Lee opted to sell to Head Skis because he felt the two companies had similar philosophies when it came to protection of the brand and product. Shortly after Head got into financial problems and its owners were forced to sell their ski and archery operations to AMF, a company best known for owning bowling alleys and at one time Harley-Davidson, but having also purchased companies making everything from bicycles, athletic balls and nuclear reactors. That was the beginning of a quick end to Wing first in quality and then production.
Lee stayed on with the company for five years, but seeing where it was headed under AMF he resigned in 1972.
“They scuttled the company. It was six or eight months after I left that they closed it,” he said.
The Lees abandoned archery for other business ventures until 1989 when at the urging of his Rob Lee they returned to their roots and formed Bob Lee Archery. Lee agreed to the business venture with the caveat that they only do custom bows and not go back into mass production. Instead of hundreds a day, the little shop now averages a bow a day. Customers around the world buy the company’s bows that are already built or have them built to order.
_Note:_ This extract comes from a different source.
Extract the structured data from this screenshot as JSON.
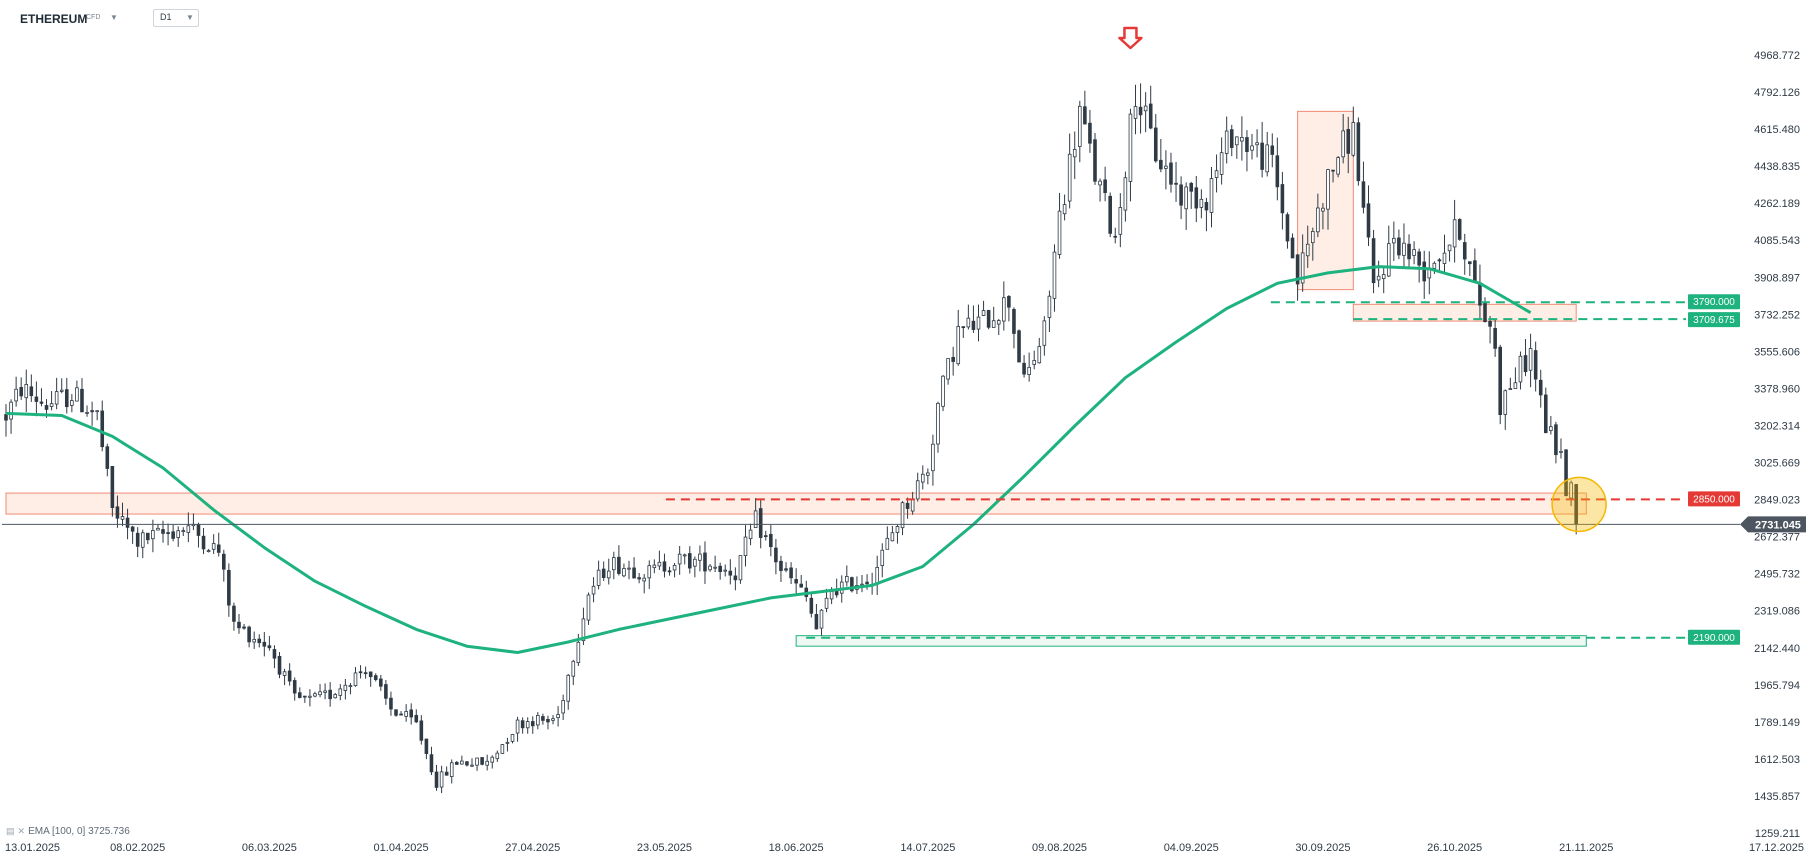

Today Rob Lee is the bowyer. He is assisted by his stepson, Jonathon Jackson, who has been learning the trade for seven years and is bringing in modernization through the use of computer-operated machinery. Their bows range in price from about $900 for stock bows upwards for custom designs.
Some things, however, have not changed. Bob Lee Archery is still sourcing its fiberglass materials from the same company Wing did in the early years.
As well as promoting archery through his bows Texas bowhunters unknowingly owe Lee a debt. In 1958 he was among a group that approached Texas legislators about creating an archery season in the state. At the time most county wildlife regulations were under county rule and required a state law allowing local county commissioners to set a season and limits.
“I probably gave away 50 bows to senators and representatives, talking it up and if they were interested at all in archery I would give them a Red Wing Hunter. We were instrumental pushing that into getting a season,” Lee said.
In 1959 a number of Texas counties opted in with an archery-only season.
Lee also worked alongside Bear, Hoyt, Pearson, Glenn St. Charles and others to form the Pope and Young Club in 1961.
Hanging on a wall inside the front door of the company’s plant is that first bow Lee built. It hangs in a place of honor, having never been shot. It is surrounded by the evolution of bows starting with Wing and going to today’s Bob Lee Archery and served
Of all the big names in traditional archery, Bear, Pearson, Hoyt, Black Widow, Wing is the only name not still in business today. However, while their founders are gone Lee is still coming to work and his designs and innovations live on with him.